Curious Collaboration
I know nothing about weddings...
Look at this couple. So happy, it could make you sick. Barf. If you haven't figured it out, that's my wife and i on our wedding day. and that twinkle in our eyes is yes, the profound feeling of love, gratitude, and exuberance you only experience on the happiest day of your life. But, at least in my case, some of that twinkle is the relief and sheer exhaustion that comes with completing a $20,000 diy wedding. it's done. praise baby jesus, it's finally done.
In the past year, the best example i can share of being an engaged and curious collaborator is (by far) the time I help my wife stage our wedding.

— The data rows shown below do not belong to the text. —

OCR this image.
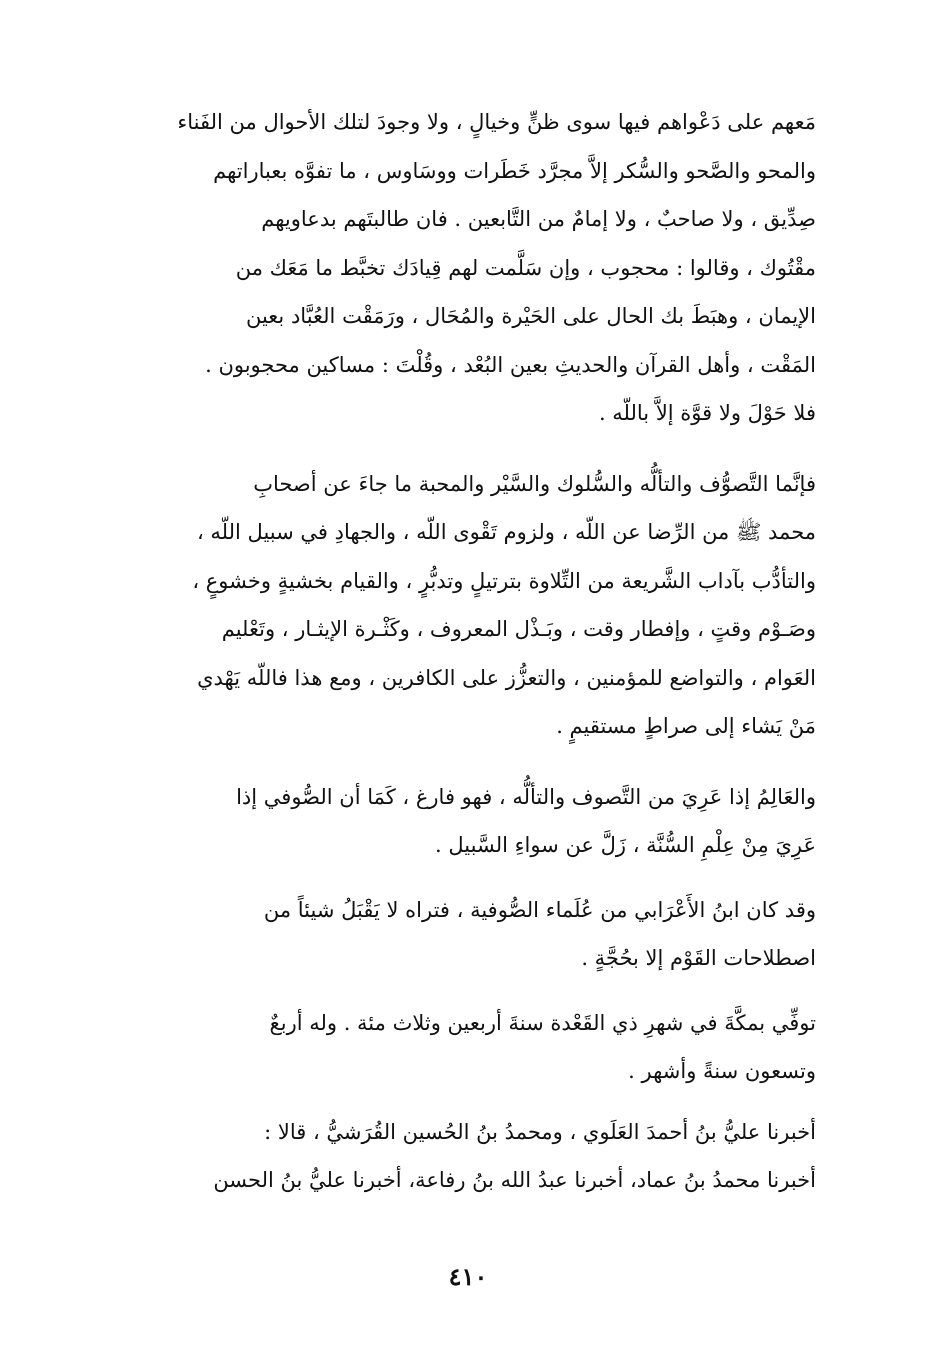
مَعهم على دَعْواهم فيها سوى ظنٍّ وخيالٍ ، ولا وجودَ لتلك الأحوال من الفَناء
والمحو والصَّحو والسُّكر إلاَّ مجرَّد خَطَرات ووسَاوس ، ما تفوَّه بعباراتهم
صِدِّيق ، ولا صاحبٌ ، ولا إمامٌ من التَّابعين . فان طالبتَهم بدعاويهم
مقْتُوك ، وقالوا : محجوب ، وإن سَلَّمت لهم قِيادَك تخبَّط ما مَعَك من
الإيمان ، وهبَطَ بك الحال على الحَيْرة والمُحَال ، ورَمَقْت العُبَّاد بعين
المَقْت ، وأهل القرآن والحديثِ بعين البُعْد ، وقُلْتَ : مساكين محجوبون .
فلا حَوْلَ ولا قوَّة إلاَّ باللّه .

فإنَّما التَّصوُّف والتألُّه والسُّلوك والسَّيْر والمحبة ما جاءَ عن أصحابِ
محمد ﷺ من الرِّضا عن اللّه ، ولزوم تَقْوى اللّه ، والجهادِ في سبيل اللّه ،
والتأدُّب بآداب الشَّريعة من التِّلاوة بترتيلٍ وتدبُّرٍ ، والقيام بخشيةٍ وخشوعٍ ،
وصَـوْم وقتٍ ، وإفطار وقت ، وبَـذْل المعروف ، وكَثْـرة الإيثـار ، وتَعْليم
العَوام ، والتواضع للمؤمنين ، والتعزُّز على الكافرين ، ومع هذا فاللّه يَهْدي
مَنْ يَشاء إلى صراطٍ مستقيمٍ .

والعَالِمُ إذا عَرِيَ من التَّصوف والتألُّه ، فهو فارغ ، كَمَا أن الصُّوفي إذا
عَرِيَ مِنْ عِلْمِ السُّنَّة ، زَلَّ عن سواءِ السَّبيل .

وقد كان ابنُ الأَعْرَابي من عُلَماء الصُّوفية ، فتراه لا يَقْبَلُ شيئاً من
اصطلاحات القَوْم إلا بحُجَّةٍ .

توفِّي بمكَّةَ في شهرِ ذي القَعْدة سنةَ أربعين وثلاث مئة . وله أربعٌ
وتسعون سنةً وأشهر .

أخبرنا عليُّ بنُ أحمدَ العَلَوي ، ومحمدُ بنُ الحُسين القُرَشيُّ ، قالا :
أخبرنا محمدُ بنُ عماد، أخبرنا عبدُ الله بنُ رفاعة، أخبرنا عليُّ بنُ الحسن

٤١٠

You see, I knew nothing about weddings. Even now, a year later, i still know very little. but, i was part of a team. and i was going to do everything in my power to make sure that team absolutely nailed it.
But i loved learning about them.
this one makes me cringe. it's a photo of a dumb guy who's been dragged to hobby lobby on his one day off and is about to plop down $400 on fake garland. That smile is the smile of someone who, only moments before, was just majorly schooled and knows it.
"why spend $400 on plastic garland?", my fiancee explained. it looks just like the real thing, it'll save us 3 grand on hiring a florist, and we can put it in storage and rent it out to other diy brides in the future.
boom. mind blown. i was hooked.
learning on the fly was my favorite part. it became oddly exhilarating to research what other wedding diy-ers were doing and macgyvering it for our own purposes. I still know very little about weddings in general. but i got pretty good at helping my wife crush it when it came to our own - which i'm sure is how many creatives feel when building a campaign from the ground up. i know it's something i've experienced while working on clients for my book.
Keep it simple, stupid.
my wife was the creative director of our wedding - she saw the big picture, figured out what was working and what wasn't, and made sure it was implemented on time and on budget with her team (me). I was the creative: I did the driving, asked the dumb questions, and soaked up as much as i could while doing the less glamorous nitty-gritty stuff.
We did most of it ourselves. maybe too much. we made our own feather bowties and boutineers for the groomsmen, our own centerpieces and place settings, and my wife event built a website in lieu of invitations.
But i loved learning about them.
The dynamic still makes me think of my time with the Bookshop school for ads, much of which i spent with instructors at rpa. My wife and I were essentially throwing a big party, but finding creative solutions to the hundreds of micro-crises required hours of tinkering to get it just right. We pitched ideas, got shot down, regrouped, got shot down again, and found the idea that worked, over and over again.
While it wasn't perfect, our big day gave our guests an experience that felt simple in its elegance, beguiling the hours we poured into executing it. it really did feel like the times my team and i pitched our final integrated campaigns for barkbox and purell, albeit on a much bigger scale.